Bis zum letzten Abend leben
Martin Walser wird 94 und schreibt mit „Sprachlaub“weiter an seinem eigenen Requiem.
„Ich möchte lernen, von mir nichts/ mehr zu erwarten“, schreibt Martin Walser. „Weil ich von mir/ nichts mehr zu erwarten habe – / ich weiß das. Aber glaube es nicht.“An diesem 24. März feiert der Schriftsteller seinen 94. Geburtstag. Dazu erscheint sein neues Buch „Sprachlaub“(Rowohlt, 144 Seiten, 28 Euro), zu dem Tochter Alissa die zeitlosen Aquarelle beigesteuert hat. Und es ist schon beeindruckend, mit welcher Beharrlichkeit Martin Walser gegen den Tod anschreibt. „Das Leben schleppt sich feierlich von Wort zu Wort“, heißt es da in einem dieser zarten, schwebenden Texte, die irgendwo zwischen Gedicht und Meditation einzustufen sind. Und in einem anderen: „Mir vergeht vor Weiterem die Welt./ Die Illusion zu leben füllt mich aus/ bis zur Unbegreiflichkeit.“
Schon in dem 2018 erschienenen Band „Spätdienst“blickte Martin Walser vom Alter zum Stillsitzen verdammt von seinem Haus in Überlingen auf den Bodensee und auf die Berge am anderen Ufer. Schaute den Blättern im Wind zu, die nicht wissen, dass sie im Fallen sind. Das neue Buch schließt, wie schon der Titel ahnen lässt, nahtlos daran an. Martin Walser komponiert damit weiter an seinem eigenen Requiem. Die Worte sind lichter geworden. Und obwohl es nur um das Alter und den Tod geht, kann man sich diesen versprengten Zeilen kaum entziehen. „Wer’s jetzt noch eilig hat, ist ein Narr“, schreibt der Mann, bei dem Schreiben und Leben fast von Anfang an zusammenfielen. Und: „Wahr ist nur, was schön ist.“Jetzt im Alter schaut er beschämt in den glänzenden Tag, staunt, wie „Himmel und Seeseide“ineinander übergehen und ist in seinen späten Jahren noch tatsächlich „ein Landschafter geworden“.

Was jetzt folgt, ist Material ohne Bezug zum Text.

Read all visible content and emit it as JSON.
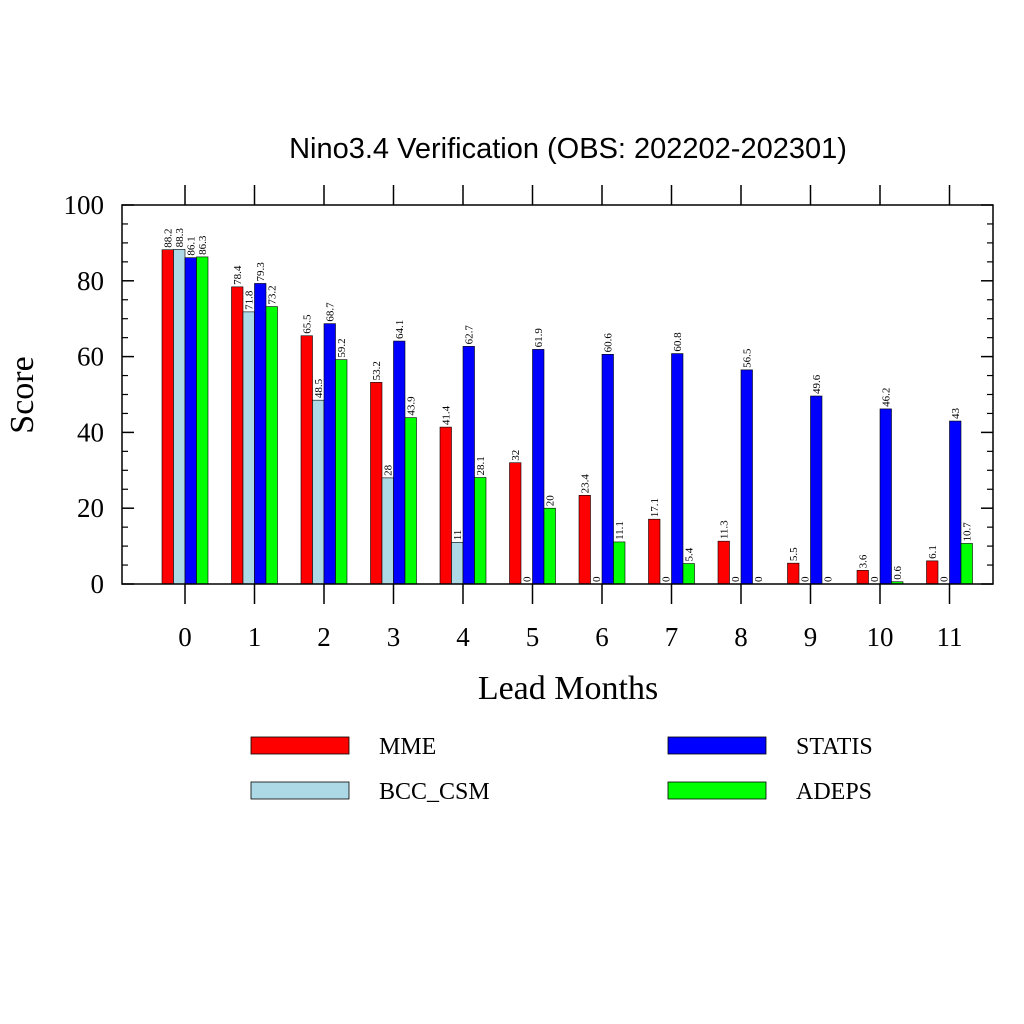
{
  "chart_data": {
    "type": "bar",
    "title": "Nino3.4 Verification (OBS: 202202-202301)",
    "xlabel": "Lead Months",
    "ylabel": "Score",
    "ylim": [
      0,
      100
    ],
    "yticks": [
      0,
      20,
      40,
      60,
      80,
      100
    ],
    "categories": [
      "0",
      "1",
      "2",
      "3",
      "4",
      "5",
      "6",
      "7",
      "8",
      "9",
      "10",
      "11"
    ],
    "series": [
      {
        "name": "MME",
        "color": "#ff0000",
        "values": [
          88.2,
          78.4,
          65.5,
          53.2,
          41.4,
          32,
          23.4,
          17.1,
          11.3,
          5.5,
          3.6,
          6.1
        ]
      },
      {
        "name": "BCC_CSM",
        "color": "#add8e6",
        "values": [
          88.3,
          71.8,
          48.5,
          28,
          11,
          0,
          0,
          0,
          0,
          0,
          0,
          0
        ]
      },
      {
        "name": "STATIS",
        "color": "#0000ff",
        "values": [
          86.1,
          79.3,
          68.7,
          64.1,
          62.7,
          61.9,
          60.6,
          60.8,
          56.5,
          49.6,
          46.2,
          43
        ]
      },
      {
        "name": "ADEPS",
        "color": "#00ff00",
        "values": [
          86.3,
          73.2,
          59.2,
          43.9,
          28.1,
          20,
          11.1,
          5.4,
          0,
          0,
          0.6,
          10.7
        ]
      }
    ],
    "legend_position": "bottom",
    "grid": false
  }
}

Martin Walser, der mit wortgewaltigen Romanen wie „Ehen in Philippsburg“(1957), „Halbzeit“(1960) und „Ein fliehendes Pferd“(1978) der wurde, der er ist – der „Großschriftsteller vom Bodensee“–, hat sich in den schwerelosen Büchern seines Spätwerks noch einmal völlig neu erfunden. Mit dem gleichen Narzissmus, der ihn durch sein langes Leben getragen hat, inszeniert Walser sich und seinen Kampf gegen die „Ermüdungsschwere“, von der er in „Spätdienst“bereits schrieb. Die Außenwelt dringt nur noch selten zu ihm hindurch. Politik und Zeitgeschehen kümmern ihn nicht mehr. Er ist sich selbst genug.